Il y a aussi le sujet de la famille et des différentes formes qu’elle peut prendre : un papa et une maman, deux papas, deux mamans, une maman seule ou un papa solo, des parents séparés… Autant de configurations possibles représentées par le thème des dinosaures (que les enfants adorent) et leur grande diversité.
« A travers ces personnages, on leur donne aussi une représentation plurielle de ce qu’est notre société aujourd’hui, estime Anne Daroux chez France Télé. On ne peut pas continuer de rester sur ce schéma d’une maman, un papa et des enfants, qui ne reflète pas la réalité sociale. L’objectif de cette série était justement de permettre à des enfants de se construire le mieux possible et de se sentir libres et en sécurité dans notre société. C’est un arc-en-ciel de toutes les couleurs possibles des situations familiales, des sentiments… »
Un enjeu primordial
« Sexotrucs » traite également, avec délicatesse, de sujets sombres et douloureux comme les violences sexuelles, la pédocriminalité et l’inceste. Les épisodes consacrés à ces sujets distillent de nombreux conseils concrets aux enfants qui en sont victimes ou non : apprendre à distinguer ces violences, l’importance de ne pas rester prisonnier de ce secret et d’en parler à des adultes de confiance… « C’est fondamental et c’est de la protection. Si on arrive à alerter et informer grâce à cette série, ce sera une vraie réussite », considère Pauline Brunner.
« C’est un enjeu primordial d’outiller les enfants – et les parents –, de leur permettre de dire s’ils ont été victimes de violences sexuelles ou d’inceste. C’est important de permettre à un enfant de savoir dire ce qu’il a vécu, de le nommer. Mettre des mots sur ce qu’ils ont vécu c’est aussi mieux les protéger », affirme la directrice de l’unité éducation de France Télé.
Selon le dernier rapport de la Ciivise, près de 160.000 enfants sont victimes de violences sexuelles, notamment d’inceste, chaque année. Près de 40 % des violences sexuelles avant 18 ans ont lieu avant l’âge de 11 ans.

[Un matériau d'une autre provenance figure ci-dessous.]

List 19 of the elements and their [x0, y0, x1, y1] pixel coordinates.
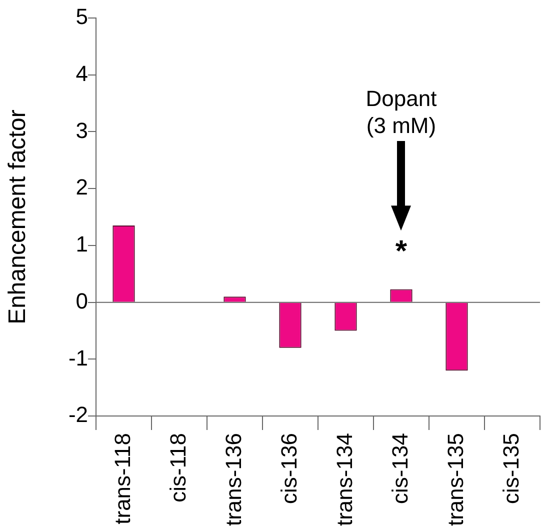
y-tick-label: 3 [76, 118, 88, 143]
y-tick-label: 5 [76, 4, 88, 30]
x-tick-label: trans-136 [220, 433, 246, 526]
y-tick-label: 0 [76, 288, 88, 314]
y-tick-label: -2 [68, 402, 88, 428]
y-tick-label: 1 [76, 232, 88, 257]
x-tick-label: trans-134 [332, 433, 357, 526]
x-tick-label: trans-118 [110, 433, 135, 524]
x-tick-label: cis-118 [165, 433, 190, 502]
y-tick-label: 4 [76, 60, 88, 86]
y-tick-label: 2 [76, 174, 88, 200]
x-tick-label: cis-136 [276, 433, 302, 504]
annotation: Dopant (3 mM) [366, 86, 437, 138]
y-axis-title: Enhancement factor [4, 110, 32, 324]
x-tick-label: cis-134 [387, 433, 412, 504]
x-tick-label: cis-135 [498, 433, 524, 504]
y-tick-label: -1 [68, 345, 88, 370]
x-tick-label: trans-135 [442, 433, 468, 526]
annotation: * [395, 235, 408, 268]
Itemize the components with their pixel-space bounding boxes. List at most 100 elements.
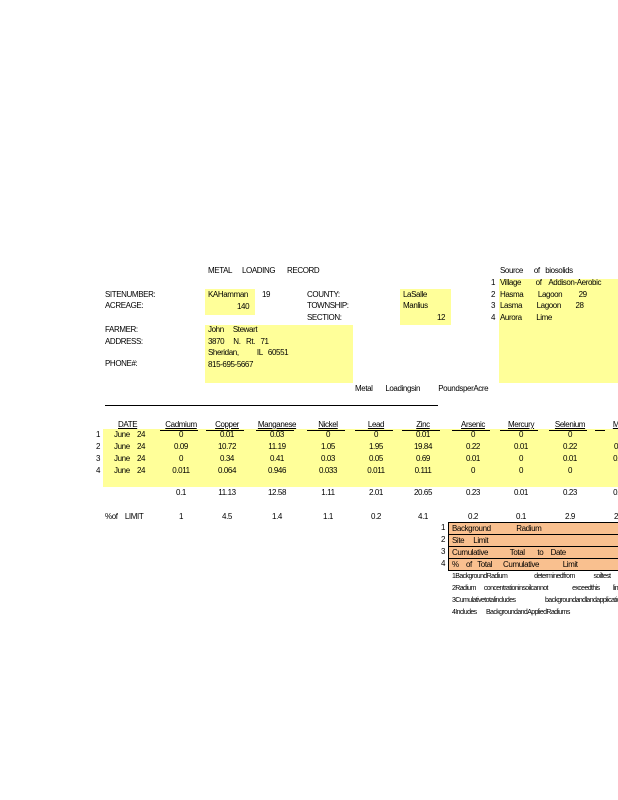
cell-value[interactable]: 0.09 [174, 442, 188, 451]
row-day[interactable]: 24 [137, 466, 146, 475]
phone-value[interactable]: 815-695-5667 [208, 360, 254, 369]
row-month[interactable]: June [114, 454, 130, 463]
cell-value[interactable]: 0 [613, 442, 618, 451]
location-highlight [400, 289, 451, 325]
cell-value[interactable]: 0.69 [416, 454, 430, 463]
cell-value[interactable]: 0 [567, 430, 573, 439]
cell-value[interactable]: 0.03 [270, 430, 284, 439]
phone-label: PHONE#: [105, 359, 138, 368]
column-header: Nickel [318, 420, 338, 429]
township-label: TOWNSHIP: [307, 301, 349, 310]
legend-number: 3 [441, 547, 446, 556]
cell-value[interactable]: 0.01 [220, 430, 234, 439]
cell-value[interactable]: 11.19 [268, 442, 286, 451]
cell-value[interactable]: 1.05 [321, 442, 335, 451]
cell-value[interactable]: 0.05 [369, 454, 383, 463]
sitenumber-label: SITENUMBER: [105, 290, 156, 299]
cell-value[interactable]: 0. [613, 454, 618, 463]
source-item[interactable]: Village of Addison-Aerobic [500, 278, 602, 287]
limit-value: 1.4 [272, 512, 282, 521]
cell-value[interactable]: 0.01 [466, 454, 480, 463]
acreage-value[interactable]: 140 [237, 302, 250, 311]
cell-value[interactable]: 0 [518, 454, 524, 463]
cell-value[interactable]: 0.033 [318, 466, 338, 475]
cell-value[interactable]: 0 [373, 430, 379, 439]
cell-value[interactable]: 0 [178, 454, 184, 463]
source-item[interactable]: Lasma Lagoon 28 [500, 301, 584, 311]
cell-value[interactable]: 0.41 [270, 454, 284, 463]
header-underline [355, 430, 393, 431]
source-number: 2 [491, 289, 496, 299]
cell-value[interactable]: 0.01 [563, 454, 577, 463]
legend-text: Site Limit [452, 536, 489, 545]
legend-row: Cumulative Total to Date [448, 546, 618, 558]
address-line2[interactable]: Sheridan, IL 60551 [208, 348, 289, 357]
cell-value[interactable]: 0.22 [466, 442, 480, 451]
legend-number: 4 [441, 559, 446, 568]
total-value: 0. [613, 488, 618, 497]
row-day[interactable]: 24 [137, 442, 146, 451]
cell-value[interactable]: 10.72 [217, 442, 237, 451]
cell-value[interactable]: 0 [470, 430, 476, 439]
cell-value[interactable]: 0 [470, 466, 476, 475]
row-number: 1 [96, 430, 101, 439]
units-caption: Metal Loadingsin PoundsperAcre [355, 384, 489, 393]
limit-value: 1.1 [323, 512, 333, 521]
address-line1[interactable]: 3870 N. Rt. 71 [208, 337, 269, 346]
row-number: 4 [96, 466, 101, 475]
total-value: 11.13 [218, 488, 236, 497]
date-header: DATE [118, 420, 138, 429]
cell-value[interactable]: 0.011 [367, 466, 385, 475]
header-underline [595, 430, 605, 431]
site-number[interactable]: 19 [262, 290, 271, 299]
sources-title: Source of biosolids [500, 266, 573, 275]
cell-value[interactable]: 1.95 [369, 442, 383, 451]
cell-value[interactable]: 0.011 [172, 466, 190, 475]
header-underline [160, 430, 198, 431]
row-day[interactable]: 24 [137, 430, 146, 439]
row-month[interactable]: June [114, 466, 130, 475]
header-underline [402, 430, 440, 431]
cell-value[interactable]: 0.111 [414, 466, 432, 475]
footnote: 1BackgroundRadium determinedfrom soiltes… [452, 573, 618, 580]
cell-value[interactable]: 0.946 [267, 466, 287, 475]
cell-value[interactable]: 0.01 [514, 442, 528, 451]
cell-value[interactable]: 0.01 [416, 430, 430, 439]
row-day[interactable]: 24 [137, 454, 146, 463]
farmer-value[interactable]: John Stewart [208, 325, 258, 334]
cell-value[interactable]: 19.84 [413, 442, 433, 451]
column-header: Manganese [257, 420, 297, 429]
column-header: Copper [215, 420, 239, 429]
cell-value[interactable]: 0.22 [563, 442, 577, 451]
column-header: Mercury [507, 420, 535, 429]
total-value: 0.23 [563, 488, 577, 497]
source-number: 1 [491, 278, 496, 287]
site-name[interactable]: KAHamman [208, 290, 248, 299]
legend-text: % of Total Cumulative Limit [452, 560, 578, 569]
cell-value[interactable]: 0 [518, 466, 524, 475]
limit-label: %of LIMIT [105, 512, 144, 521]
cell-value[interactable]: 0.064 [217, 466, 237, 475]
total-value: 1.11 [321, 488, 335, 497]
legend-row: % of Total Cumulative Limit [448, 558, 618, 570]
limit-value: 2 [613, 512, 618, 521]
cell-value[interactable]: 0 [178, 430, 184, 439]
address-label: ADDRESS: [105, 337, 143, 346]
source-item[interactable]: Hasma Lagoon 29 [500, 289, 587, 299]
cell-value[interactable]: 0 [325, 430, 331, 439]
total-value: 2.01 [369, 488, 383, 497]
total-value: 0.01 [514, 488, 528, 497]
township-value[interactable]: Manlius [403, 301, 428, 310]
farmer-label: FARMER: [105, 325, 138, 334]
total-value: 12.58 [267, 488, 287, 497]
column-header: Zinc [416, 420, 430, 429]
cell-value[interactable]: 0 [567, 466, 573, 475]
cell-value[interactable]: 0 [518, 430, 524, 439]
cell-value[interactable]: 0.34 [220, 454, 234, 463]
section-value[interactable]: 12 [437, 313, 446, 322]
source-item[interactable]: Aurora Lime [500, 313, 552, 323]
row-month[interactable]: June [114, 442, 130, 451]
row-month[interactable]: June [114, 430, 130, 439]
cell-value[interactable]: 0.03 [321, 454, 335, 463]
county-value[interactable]: LaSalle [403, 290, 427, 299]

Une victime d’inceste sur quatre avait moins de 5 ans au moment des faits.
Depuis son lancement sur Lumni, il y a une dizaine de jours, « Sexotrucs » a déjà enregistré près de 14.000 visites, se réjouit Anne Daroux. Elle précise par ailleurs que le programme sera également mentionné sur le site Eduscol du Ministère de l’Education Nationale, à destination des enseignants.